Open ansou-naboty opened 3 years ago

ansou-naboty commented 3 years ago

Hi my name is Ansou FALL and im working for opensee.io as a Devops engineer. I'm running a clickhouse operator in AKS(Azure Kubernetes Service). We are facing tricky issue issue on clickhouse when replicating data in shard between others replicas. Here is the configuration we have: clusterName: standard ClickHouseInstallationName: statefulset Shards: 8 Replicas: 2 Nodecounts: 16 Total of node: 16 nodes with 64 GB of memory ram and 16 CPU each node. We have 48 Instances and each of them insert 500K lines every 1-2 seconds.

During ingestion part the tcp_rmem buffer are full and the TCP connection between repication are closed.

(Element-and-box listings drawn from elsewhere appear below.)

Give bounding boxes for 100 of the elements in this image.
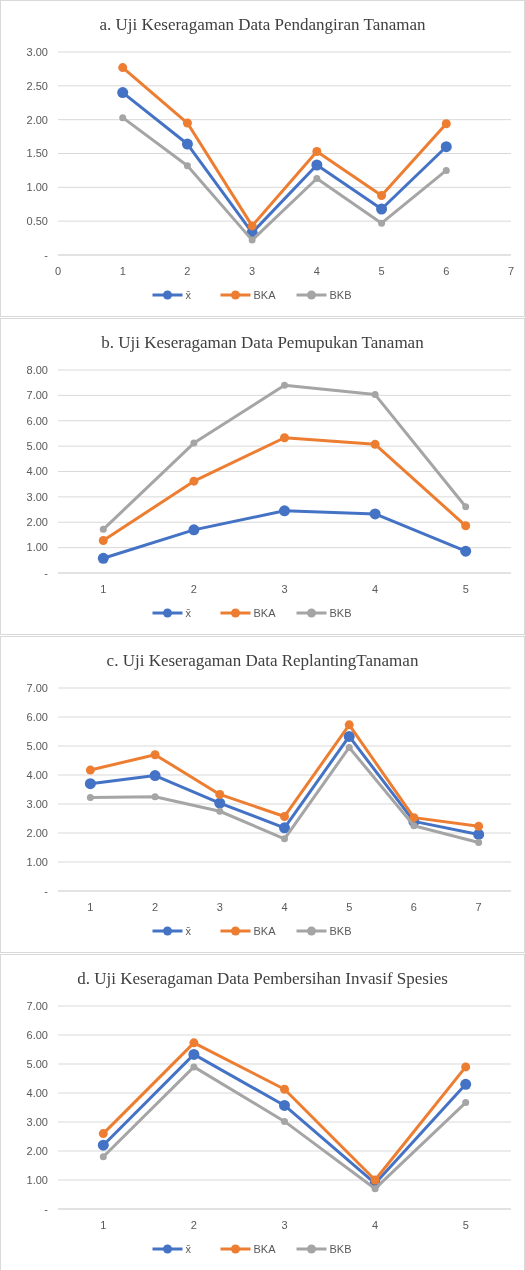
point bbox=[189, 476, 199, 486]
y-tick-label: 2.00 bbox=[26, 113, 48, 126]
x-tick-label: 2 bbox=[152, 901, 159, 913]
point bbox=[279, 822, 290, 834]
point bbox=[279, 505, 290, 517]
point bbox=[281, 1117, 288, 1125]
y-tick-label: 1.50 bbox=[26, 147, 48, 160]
y-tick-label: - bbox=[44, 1202, 49, 1215]
point bbox=[98, 1129, 108, 1139]
point bbox=[371, 1185, 379, 1193]
legend-label: BKB bbox=[329, 288, 352, 301]
x-tick-label: 3 bbox=[281, 1219, 288, 1231]
point bbox=[312, 146, 322, 156]
point bbox=[183, 162, 191, 170]
point bbox=[378, 219, 386, 227]
point bbox=[117, 87, 129, 99]
point bbox=[280, 1084, 289, 1094]
y-tick-label: 5.00 bbox=[26, 439, 48, 452]
point bbox=[370, 1175, 380, 1185]
y-tick-label: 1.00 bbox=[26, 181, 48, 194]
y-tick-label: 2.00 bbox=[26, 516, 48, 529]
point bbox=[280, 433, 289, 443]
y-tick-label: 6.00 bbox=[26, 1028, 48, 1041]
y-tick-label: 1.00 bbox=[26, 855, 48, 868]
y-tick-label: 5.00 bbox=[26, 1057, 48, 1070]
point bbox=[462, 1099, 470, 1107]
x-tick-label: 3 bbox=[216, 901, 223, 913]
y-tick-label: 1.00 bbox=[26, 541, 48, 554]
y-tick-label: 3.00 bbox=[26, 1115, 48, 1128]
point bbox=[151, 793, 159, 801]
point bbox=[442, 166, 450, 174]
chart-title: d. Uji Keseragaman Data Pembersihan Invasif Spesies bbox=[77, 969, 448, 988]
y-tick-label: 4.00 bbox=[26, 768, 48, 781]
point bbox=[215, 789, 225, 799]
y-tick-label: 7.00 bbox=[26, 999, 48, 1012]
point bbox=[475, 839, 483, 847]
x-tick-label: 1 bbox=[100, 1219, 107, 1231]
x-tick-label: 7 bbox=[507, 265, 515, 277]
x-tick-label: 4 bbox=[313, 265, 320, 277]
y-tick-label: 3.00 bbox=[26, 45, 48, 58]
x-tick-label: 3 bbox=[281, 583, 288, 595]
legend-label: x̄ bbox=[185, 606, 192, 619]
point bbox=[190, 439, 198, 447]
chart-title: a. Uji Keseragaman Data Pendangiran Tanaman bbox=[99, 15, 427, 34]
point bbox=[370, 439, 380, 449]
legend-label: x̄ bbox=[185, 1242, 192, 1255]
point bbox=[118, 63, 128, 73]
x-tick-label: 5 bbox=[462, 583, 469, 595]
point bbox=[149, 770, 161, 782]
y-tick-label: - bbox=[44, 566, 49, 579]
point bbox=[119, 114, 127, 122]
point bbox=[150, 750, 160, 760]
y-tick-label: 6.00 bbox=[26, 414, 48, 427]
y-tick-label: 7.00 bbox=[26, 681, 48, 694]
point bbox=[344, 720, 354, 730]
y-tick-label: 6.00 bbox=[26, 710, 48, 723]
y-tick-label: 1.00 bbox=[26, 1173, 48, 1186]
point bbox=[474, 821, 484, 831]
y-tick-label: 2.50 bbox=[26, 79, 48, 92]
point bbox=[461, 1062, 471, 1072]
legend-label: BKB bbox=[329, 1242, 352, 1255]
x-tick-label: 4 bbox=[372, 1219, 379, 1231]
point bbox=[190, 1063, 198, 1071]
x-tick-label: 5 bbox=[378, 265, 385, 277]
x-tick-label: 7 bbox=[475, 901, 482, 913]
point bbox=[97, 1139, 109, 1151]
y-tick-label: 7.00 bbox=[26, 389, 48, 402]
point bbox=[462, 503, 470, 511]
legend-label: BKA bbox=[253, 1242, 277, 1255]
point bbox=[460, 545, 472, 557]
y-tick-label: 2.00 bbox=[26, 1144, 48, 1157]
point bbox=[85, 765, 95, 775]
point bbox=[343, 730, 355, 742]
y-tick-label: 4.00 bbox=[26, 465, 48, 478]
point bbox=[98, 536, 108, 546]
legend-label: BKA bbox=[253, 606, 277, 619]
point bbox=[369, 508, 381, 520]
legend-label: x̄ bbox=[185, 288, 192, 301]
point bbox=[377, 190, 387, 200]
x-tick-label: 5 bbox=[462, 1219, 469, 1231]
legend-label: BKB bbox=[329, 924, 352, 937]
y-tick-label: 3.00 bbox=[26, 490, 48, 503]
point bbox=[440, 141, 452, 153]
point bbox=[99, 1153, 107, 1161]
x-tick-label: 3 bbox=[249, 265, 256, 277]
x-tick-label: 1 bbox=[119, 265, 126, 277]
y-tick-label: 8.00 bbox=[26, 363, 48, 376]
x-tick-label: 0 bbox=[54, 265, 62, 277]
x-tick-label: 6 bbox=[410, 901, 417, 913]
point bbox=[281, 381, 288, 389]
point bbox=[189, 1038, 199, 1048]
chart-title: b. Uji Keseragaman Data Pemupukan Tanaman bbox=[101, 333, 425, 352]
point bbox=[280, 811, 289, 821]
legend-label: BKB bbox=[329, 606, 352, 619]
point bbox=[248, 236, 256, 244]
y-tick-label: 3.00 bbox=[26, 797, 48, 810]
point bbox=[371, 391, 379, 399]
point bbox=[99, 525, 107, 533]
point bbox=[181, 138, 193, 150]
x-tick-label: 4 bbox=[281, 901, 288, 913]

The image shown below lists RST flag that close TCP connection.

Reset_all

This image describes the RST flag when replicating data between replicas in other shard.

Reset_interserver_9009

Reset_native_port

This image lists the some TCP full windows during ingestion. window_full_window_1

Slach commented 3 years ago

@ansou-naboty clickhouse-operator don't make replication data itself so, look like the issue is not related to clickhouse-operator but related to clickhouse itself

could you look to /var/log/clickhouse-server/clickhouse-server.err.log inside your related clickhouse server pods for time period which you share in your network dump?

ansou-naboty commented 3 years ago

I know that clickhouse-operator doesn't make replication data itself, but clickhouse itself do it, or should i post this issue on clickhouse github.

Slach commented 3 years ago

@ansou-naboty do you see anything related to your RST in /var/log/clickhouse-server/clickhouse-server.err.log?

ansou-naboty commented 3 years ago

In /var/log/clickhouse-server/clickhouse-server.err.log, i see connection reset by peer while reading or writing one socket xxxxxx. With tcpdump it corresponds to TCP window full read buffer.